Phonemic status of /ə/ in Indonesian


Senior Member
Hi all,

I've been reading about Malay/Indonesian phonology, out of curiosity. In the Wikipedia article they say there are six vowels (phonemes?) but the role of schwa isn't really explained which is sad because it's not reflected in the spelling.

Later on they say:
Malay has light stress that falls on either the final or penultimate syllable, depending on regional variations as well as the presence of the schwa (/ə/) in a word. It is generally the penultimate syllable that is stressed, unless its vowel is a schwa /ə/. If the penult has a schwa, then stress moves to the ante-penultimate syllable if there is one, even if that syllable has a schwa as well; if the word is disyllabic, the stress is final.

Still, does anybody have a minimal pair between /e/ and /ə/ in Malay/Indonesian? It doesn't have to be a perfect minimal pair, the same phonological context is enough.

Thank you!
  • I actually looked for a lot of words in Wiktionary just to find the same criterion: stressed e is /e/ (or /ɛ/), unstressed e is /ə/, just like in this word.

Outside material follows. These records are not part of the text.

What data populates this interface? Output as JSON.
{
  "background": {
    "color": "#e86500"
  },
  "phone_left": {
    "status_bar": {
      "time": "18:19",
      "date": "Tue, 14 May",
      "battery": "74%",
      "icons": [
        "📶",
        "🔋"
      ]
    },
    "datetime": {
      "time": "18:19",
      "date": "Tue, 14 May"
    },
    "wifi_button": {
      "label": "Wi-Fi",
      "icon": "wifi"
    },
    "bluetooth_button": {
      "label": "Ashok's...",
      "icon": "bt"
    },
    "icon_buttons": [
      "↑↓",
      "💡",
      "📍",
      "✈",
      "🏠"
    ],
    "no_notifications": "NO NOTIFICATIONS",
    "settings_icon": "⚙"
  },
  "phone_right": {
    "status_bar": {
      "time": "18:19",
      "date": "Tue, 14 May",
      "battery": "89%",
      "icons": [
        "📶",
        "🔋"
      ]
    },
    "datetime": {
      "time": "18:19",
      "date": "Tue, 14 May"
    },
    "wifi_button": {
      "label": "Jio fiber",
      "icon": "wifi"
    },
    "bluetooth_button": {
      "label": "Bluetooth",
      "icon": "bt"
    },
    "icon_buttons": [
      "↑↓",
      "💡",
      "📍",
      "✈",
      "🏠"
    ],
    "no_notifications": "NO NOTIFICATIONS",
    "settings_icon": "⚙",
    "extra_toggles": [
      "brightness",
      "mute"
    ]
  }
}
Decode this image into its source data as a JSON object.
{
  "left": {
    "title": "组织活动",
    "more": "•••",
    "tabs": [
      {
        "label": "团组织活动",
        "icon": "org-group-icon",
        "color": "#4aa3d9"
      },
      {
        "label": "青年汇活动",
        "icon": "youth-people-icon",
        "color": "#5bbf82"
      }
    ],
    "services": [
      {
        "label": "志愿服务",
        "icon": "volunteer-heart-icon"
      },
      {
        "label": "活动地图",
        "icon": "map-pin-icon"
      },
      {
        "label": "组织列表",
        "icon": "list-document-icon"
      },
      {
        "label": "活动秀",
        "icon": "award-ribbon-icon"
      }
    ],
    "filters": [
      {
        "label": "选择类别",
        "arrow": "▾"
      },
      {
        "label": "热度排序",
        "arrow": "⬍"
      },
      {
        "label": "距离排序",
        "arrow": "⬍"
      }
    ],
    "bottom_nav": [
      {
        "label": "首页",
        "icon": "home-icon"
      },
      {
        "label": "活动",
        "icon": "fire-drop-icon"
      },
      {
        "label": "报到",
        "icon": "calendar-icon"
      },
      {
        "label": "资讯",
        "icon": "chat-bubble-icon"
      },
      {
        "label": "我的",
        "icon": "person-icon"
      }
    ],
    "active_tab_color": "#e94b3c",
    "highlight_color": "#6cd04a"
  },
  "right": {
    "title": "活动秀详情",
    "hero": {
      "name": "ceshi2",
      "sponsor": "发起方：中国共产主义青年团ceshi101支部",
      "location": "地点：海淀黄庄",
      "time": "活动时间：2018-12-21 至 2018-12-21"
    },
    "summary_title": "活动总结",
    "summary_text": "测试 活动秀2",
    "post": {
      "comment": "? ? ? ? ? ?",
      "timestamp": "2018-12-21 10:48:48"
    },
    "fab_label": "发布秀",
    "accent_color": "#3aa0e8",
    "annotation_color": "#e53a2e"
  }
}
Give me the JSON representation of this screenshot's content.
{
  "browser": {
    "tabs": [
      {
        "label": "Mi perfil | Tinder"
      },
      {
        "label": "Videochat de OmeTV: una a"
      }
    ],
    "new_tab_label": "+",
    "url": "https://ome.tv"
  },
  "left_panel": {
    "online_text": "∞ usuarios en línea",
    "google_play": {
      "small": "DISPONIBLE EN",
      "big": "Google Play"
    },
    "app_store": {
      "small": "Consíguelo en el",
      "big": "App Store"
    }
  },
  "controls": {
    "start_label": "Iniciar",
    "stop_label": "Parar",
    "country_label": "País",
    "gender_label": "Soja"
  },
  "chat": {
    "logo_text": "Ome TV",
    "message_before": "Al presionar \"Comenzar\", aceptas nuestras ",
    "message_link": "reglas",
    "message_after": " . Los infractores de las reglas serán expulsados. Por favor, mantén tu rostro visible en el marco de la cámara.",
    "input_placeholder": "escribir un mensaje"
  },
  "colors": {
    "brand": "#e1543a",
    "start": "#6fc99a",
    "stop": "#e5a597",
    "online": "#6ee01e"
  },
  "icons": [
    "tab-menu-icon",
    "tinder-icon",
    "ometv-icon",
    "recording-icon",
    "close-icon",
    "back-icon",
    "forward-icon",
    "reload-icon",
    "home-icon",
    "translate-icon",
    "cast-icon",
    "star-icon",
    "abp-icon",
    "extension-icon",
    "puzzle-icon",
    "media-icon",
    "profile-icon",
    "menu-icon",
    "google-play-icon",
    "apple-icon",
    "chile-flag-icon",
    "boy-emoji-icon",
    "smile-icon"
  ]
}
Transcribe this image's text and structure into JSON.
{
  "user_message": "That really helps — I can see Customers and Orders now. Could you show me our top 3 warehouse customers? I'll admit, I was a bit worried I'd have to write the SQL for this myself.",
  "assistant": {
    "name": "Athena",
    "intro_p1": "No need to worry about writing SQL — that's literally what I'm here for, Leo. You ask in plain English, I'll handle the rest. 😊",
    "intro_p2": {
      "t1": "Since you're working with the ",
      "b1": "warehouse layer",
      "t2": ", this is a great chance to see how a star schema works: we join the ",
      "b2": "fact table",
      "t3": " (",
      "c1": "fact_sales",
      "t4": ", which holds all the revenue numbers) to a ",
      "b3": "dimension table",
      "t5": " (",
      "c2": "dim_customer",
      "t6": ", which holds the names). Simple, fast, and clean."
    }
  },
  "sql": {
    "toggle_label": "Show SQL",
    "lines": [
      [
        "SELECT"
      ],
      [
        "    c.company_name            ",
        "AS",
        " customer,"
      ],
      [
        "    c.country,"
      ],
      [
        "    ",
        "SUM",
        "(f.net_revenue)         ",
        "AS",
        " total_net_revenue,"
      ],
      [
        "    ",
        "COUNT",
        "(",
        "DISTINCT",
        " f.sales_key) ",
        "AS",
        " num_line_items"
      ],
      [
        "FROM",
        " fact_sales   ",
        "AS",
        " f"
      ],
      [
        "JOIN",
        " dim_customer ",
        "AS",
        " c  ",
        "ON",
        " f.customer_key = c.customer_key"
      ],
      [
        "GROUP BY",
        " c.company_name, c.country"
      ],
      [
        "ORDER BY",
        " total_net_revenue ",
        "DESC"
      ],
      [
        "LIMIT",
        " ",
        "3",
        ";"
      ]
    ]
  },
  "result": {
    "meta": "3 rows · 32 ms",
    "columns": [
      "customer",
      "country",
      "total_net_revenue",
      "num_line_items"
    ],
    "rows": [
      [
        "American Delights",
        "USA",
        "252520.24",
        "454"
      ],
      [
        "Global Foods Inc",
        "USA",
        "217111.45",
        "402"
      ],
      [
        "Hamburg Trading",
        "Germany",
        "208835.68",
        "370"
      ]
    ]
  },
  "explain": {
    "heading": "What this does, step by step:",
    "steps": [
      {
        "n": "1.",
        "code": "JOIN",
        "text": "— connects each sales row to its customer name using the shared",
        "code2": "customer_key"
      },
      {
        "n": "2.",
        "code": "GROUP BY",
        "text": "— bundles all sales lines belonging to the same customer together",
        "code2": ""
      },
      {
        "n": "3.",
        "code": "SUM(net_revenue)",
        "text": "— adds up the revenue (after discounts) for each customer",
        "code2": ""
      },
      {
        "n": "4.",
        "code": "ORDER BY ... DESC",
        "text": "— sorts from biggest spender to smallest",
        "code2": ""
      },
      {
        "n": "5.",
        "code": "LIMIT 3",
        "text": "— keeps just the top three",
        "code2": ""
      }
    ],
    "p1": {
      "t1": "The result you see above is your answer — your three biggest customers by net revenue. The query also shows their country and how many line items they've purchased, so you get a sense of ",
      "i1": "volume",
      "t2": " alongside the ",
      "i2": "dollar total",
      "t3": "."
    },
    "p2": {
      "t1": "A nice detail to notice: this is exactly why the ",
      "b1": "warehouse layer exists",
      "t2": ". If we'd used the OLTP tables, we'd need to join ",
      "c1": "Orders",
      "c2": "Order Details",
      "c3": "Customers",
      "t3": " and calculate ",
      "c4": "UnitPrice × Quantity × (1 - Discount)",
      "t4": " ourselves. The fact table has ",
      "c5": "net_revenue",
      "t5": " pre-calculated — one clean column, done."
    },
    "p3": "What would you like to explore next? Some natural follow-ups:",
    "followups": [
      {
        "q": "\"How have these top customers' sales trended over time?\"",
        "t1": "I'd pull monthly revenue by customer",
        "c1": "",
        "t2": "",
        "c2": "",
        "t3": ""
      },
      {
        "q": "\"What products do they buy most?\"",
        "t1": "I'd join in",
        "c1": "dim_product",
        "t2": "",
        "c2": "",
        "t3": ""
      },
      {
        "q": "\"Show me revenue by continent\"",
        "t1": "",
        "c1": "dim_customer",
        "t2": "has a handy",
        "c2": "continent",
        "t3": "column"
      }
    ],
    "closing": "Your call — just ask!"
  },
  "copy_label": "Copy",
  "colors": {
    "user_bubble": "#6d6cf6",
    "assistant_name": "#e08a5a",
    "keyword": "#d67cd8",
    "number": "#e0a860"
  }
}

    Is the distribution of /e/ and /ə/ fully predictable?
    I find this frustrating, that the orthography doesn't actually use <é> for the phonemically different vowel /e/. But I must admit, when I look at an unmarked word, I can usually tell which vowel it has. I haven't worked out the principles for this, but it does seem to be quite close to predictable. (I suspect it relates to stops and continuants.)